Create ConstraintTemplate

				
					apiVersion: templates.gatekeeper.sh/v1
kind: ConstraintTemplate
metadata:
 name: k8srequiredresources
 annotations:
   description: >-
     Requires workloads to specify resource limits and requests.
spec:
 crd:
   spec:
     names:
       kind: K8sRequiredResources
     validation:
       openAPIV3Schema:
         type: object
         properties:
           resourceRequestRequired:
             type: boolean
             description: If true, resource requests should be specified.
           resourceLimitRequired:
             type: boolean
             description: If true, resource limits should be specified.


 targets:
   - target: admission.k8s.gatekeeper.sh
     rego: |
       package k8srequiredresources


       violation[{"msg": msg}] {
         kind := input.review.kind.kind
         workload_name := input.review.object.metadata.name
         workload_namespace := input.review.object.metadata.namespace
         ctr := input.review.object.spec.template.spec.containers[_]
         input.parameters.resourceRequestRequired
         not ctr.resources.requests
         msg := sprintf("%v <%v> in <%v> namespace contains container <%v> with no resource requests specified", [kind, workload_name, workload_namespace, ctr.name])
       }


       violation[{"msg": msg}] {
         kind := input.review.kind.kind
         workload_name := input.review.object.metadata.name
         workload_namespace := input.review.object.metadata.namespace
         ctr := input.review.object.spec.template.spec.containers[_]
         input.parameters.resourceLimitRequired
         not ctr.resources.limits
         msg := sprintf("%v <%v> in <%v> namespace contains container <%v> with no resource limits specified", [kind, workload_name, workload_namespace, ctr.name])
       }
				
			

Once applied, you will be able to query the Kubernetes object named k8srequiredresources

Create Constraint

In Constraint, you can define the scope of the restrictions to be imposed. That means, to which kubernetes object, this Constraint will be applied and the namespace to be applied along with their respective exceptions. Below is an example of actual constraint you can define for your use case:

				
					apiVersion: constraints.gatekeeper.sh/v1beta1
kind: K8sRequiredResources
metadata:
 name: workload-must-have-resources-set
spec:
 match:
   kinds:
     - apiGroups: ["apps"]
       kinds: ["Deployment", "StatefulSet", "DaemonSet", "Pod"]
 parameters:
   resourceRequestRequired: true
   resourceLimitRequired: true

				
			

Now if we try to apply the similar deployment after deleting previous, error will be displayed along with violation count increase.

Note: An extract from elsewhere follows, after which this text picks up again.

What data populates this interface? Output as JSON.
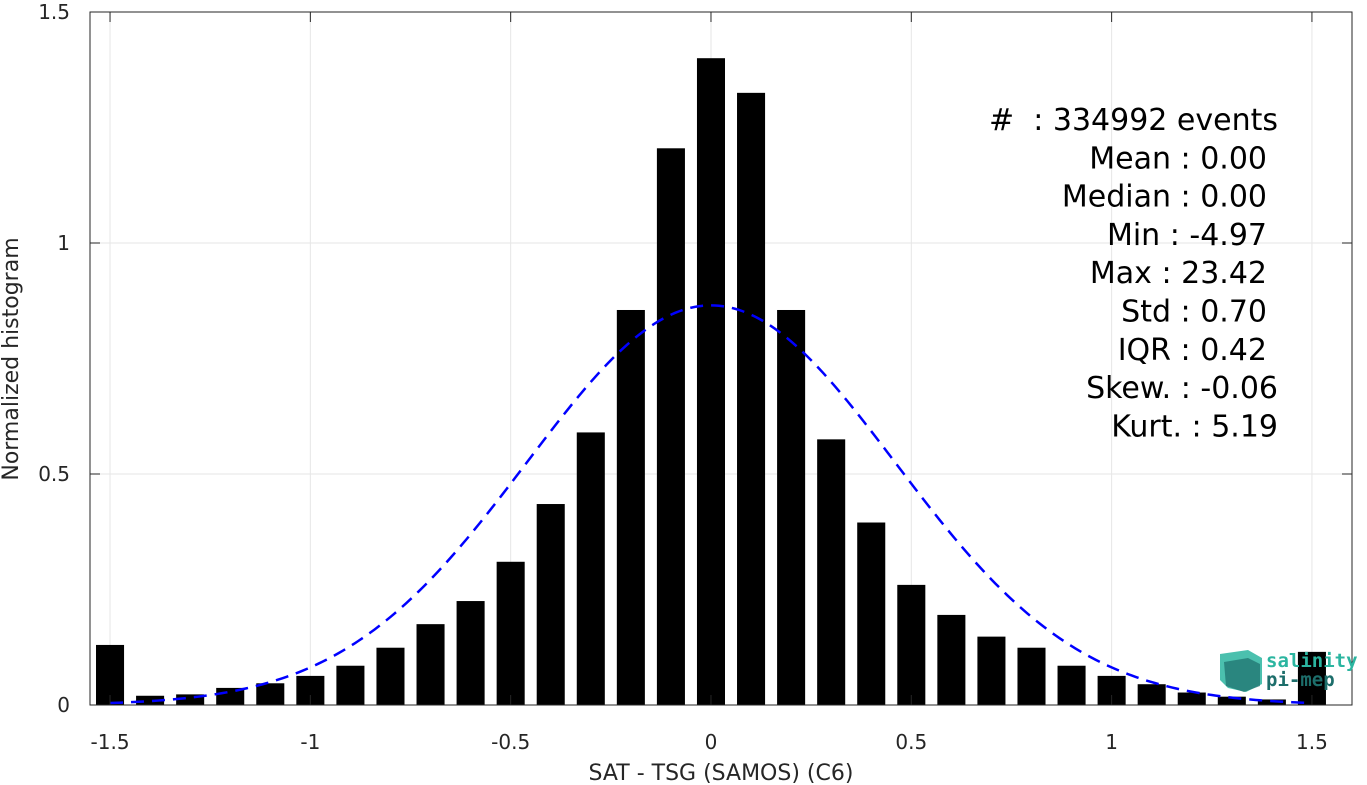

Post Setting up Constraints: The deployment yaml needs to have specifications of resources and limits in order to get deployed on the Kubernetes cluster now.

				
					apiVersion: apps/v1
kind: Deployment
metadata:
 name: unrestricted-deployment
spec:
 replicas: 1
 selector:
   matchLabels:
     app: unrestricted-deployment
 template:
   metadata:
     labels:
       app: unrestricted-deployment
   spec:
     containers:
     - name: deployment-a
       image: nginx:1.14.2
       ports:
       - containerPort: 80
       resources:
         requests:
           memory: "64Mi"
           cpu: "250m"
         limits:
           memory: "128Mi"
           cpu: "500m"

				
			

Cleanup

You can delete the k8s cluster using this command:

				
					doctl kubernetes cluster delete k8s-opa-cluster --dangerous

				
			

Conclusion

In this tutorial, you learned how to implement essential safeguards on your Kubernetes cluster to prevent misuse or vulnerabilities that can arise from workloads deployed by tenants. By following the steps outlined, you can ensure that your cluster is better protected against potential security threats and misuse of resources. This is particularly important in multi-tenant environments where multiple users or teams share the same cluster, as it helps maintain the integrity and reliability of the platform.